Anno d’uscita: 2010
Sito web: http://malarodriguez.com/
La rapper spagnola Mala Rodriguez cresciuta a Sevilla e Madrid, trasferitasi da diversi anni a Los Angeles è un icona musicale del femminismo: una di latin grammy pluripremiata latin diva, una donna artista che va dritta per la sua strada, una donna forte con grande carisma. Senza mezzi termini canta e “rappa” quello pensa, lasciandosi pure ispirare dal flamenco. Ha trasformato così, specialmente a partire dal suo brano “Por la Noche” anche l’immaginario visivo dell’hip hop.

Con la sua migrazione negli Stati Uniti e il conseguente avvicinamento al genere trap la sua immagine sta cambiando: ora è più commercial, più stylish, più sexy e sempre più orientata verso il gusto americano-sportivo. Questa scelta sta probabilmente deludendo molti dei suoi fan più affezionati alla sua prima immagine. Foto 2020: https://www.neo2.com/la-mala-rodriguez-y-su-gran-ano-2020/
La cover di “Dirty Bailarina” è una fotografia-artwork ricchissima di riferimenti simbolici scattata editata in maniera “arty” da Josep M. Civit. La art direction di Su Montes trae ufficialmente ispirazione da due artisti, ovvero le fotografie del grande fotografo-artista Jan Saudek e la calligrafia di Mardaraz (http://www.inocuothesign.com)

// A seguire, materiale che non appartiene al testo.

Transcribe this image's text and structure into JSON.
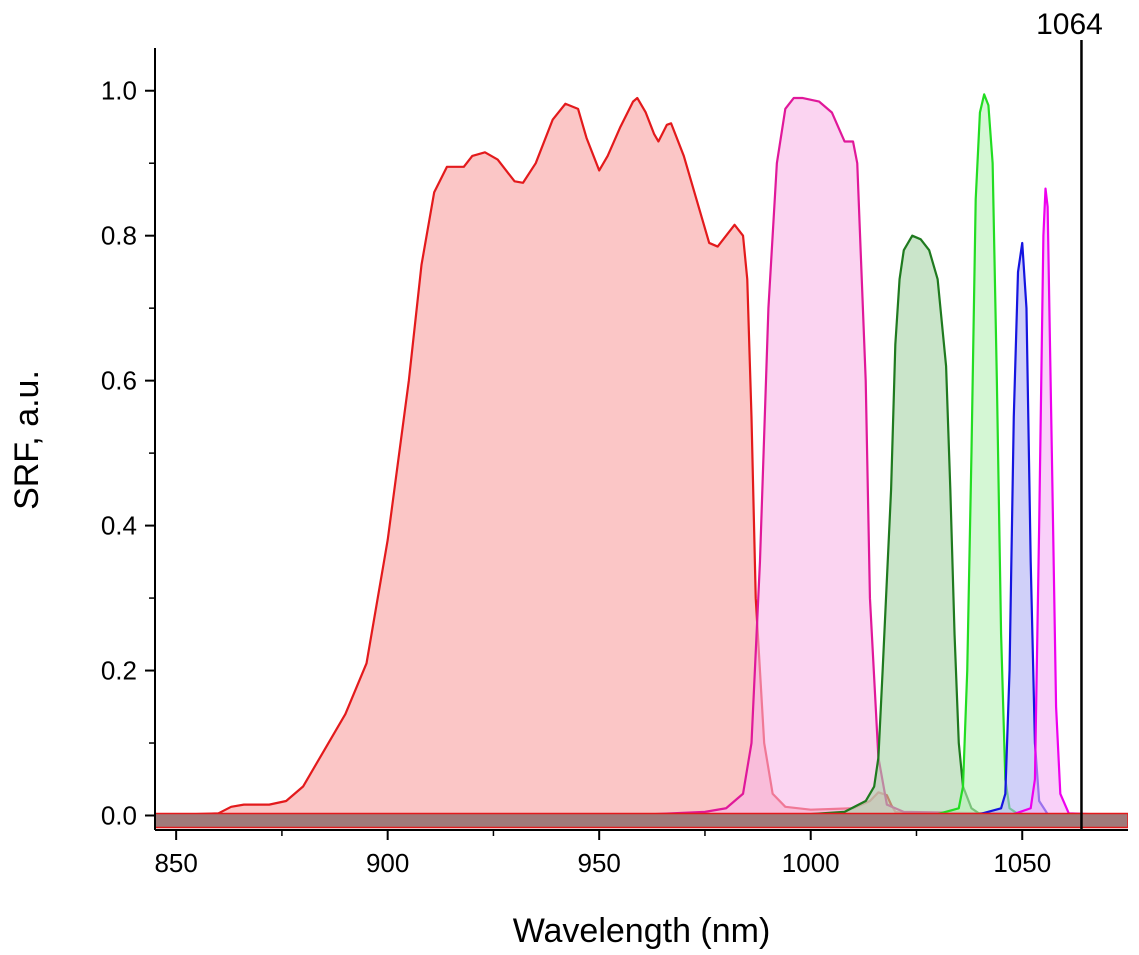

Subito i nostri occhi si posano sull’artista posta quasi al centro dell’immagine, attratti da un lato dall’eleganza del vestiti della stilista catalana Seila Sin H e dall’altro dal bianco-avorio della giacca barocca che indossa la musicista.

Il set design di Marta Bazaco è un misto tra arredo boutique, strumenti musicali, accessori etnici e storici del mondo andaluso-spagnolo. I riferimenti simbolici sono ambientati in una stanza fatiscente dai colori caldi. Veniamo però portati anche all’era moderna grazie alle vistose e grandi cuffie audio bianche che indossa Mala, poste quasi con prepotenza sulle orecchie! Ma il simbolo  più importante sembrerebbe essere l’accessorio sopra la testa: una sorta di corona con un uccello che spicca il volo! Nella post produzione i colori dell’immagine vengono attenuati e avvicinati per portarli a un accordo cromatico caldo che spazia dal giallo-rosso, passando per il verde e terminando nel magenta-lilla.
L’intervento grafico-illustrativo finale sulla fotografia che ostenta la spirale aurea di Photoshop, valorizza fortemente forme rotonde e sfumature, evocando femminilità. Dall’altra parte integra con un montaggio fotografico un’elegante cornice, antiche montagne russe, nuvole e linee che si congiungono verso il centro. Il tocco finale artistico all’intera immagine è raggiunto dalla sovrapposizione di un “pattern” con una trama che potrebbe voler simboleggiare una tela.

Il risultato finale è una copertina di grande bellezza: complessa, ricchissima di riferimenti, diventa un’opera “mistica” il cui surrealismo “foto-grafico” viene portato verso quello pittorico mentre le altre immagini del booklet riprendono l’immaginario della cover ma sono virate al rosso caldo, il colore della passione. L’effetto viene rinforzato da forme sfumate che evocano fiamme!
Come per dire: “La Mala Rodriguez è un’artista che brucia e il suo rap scotta”!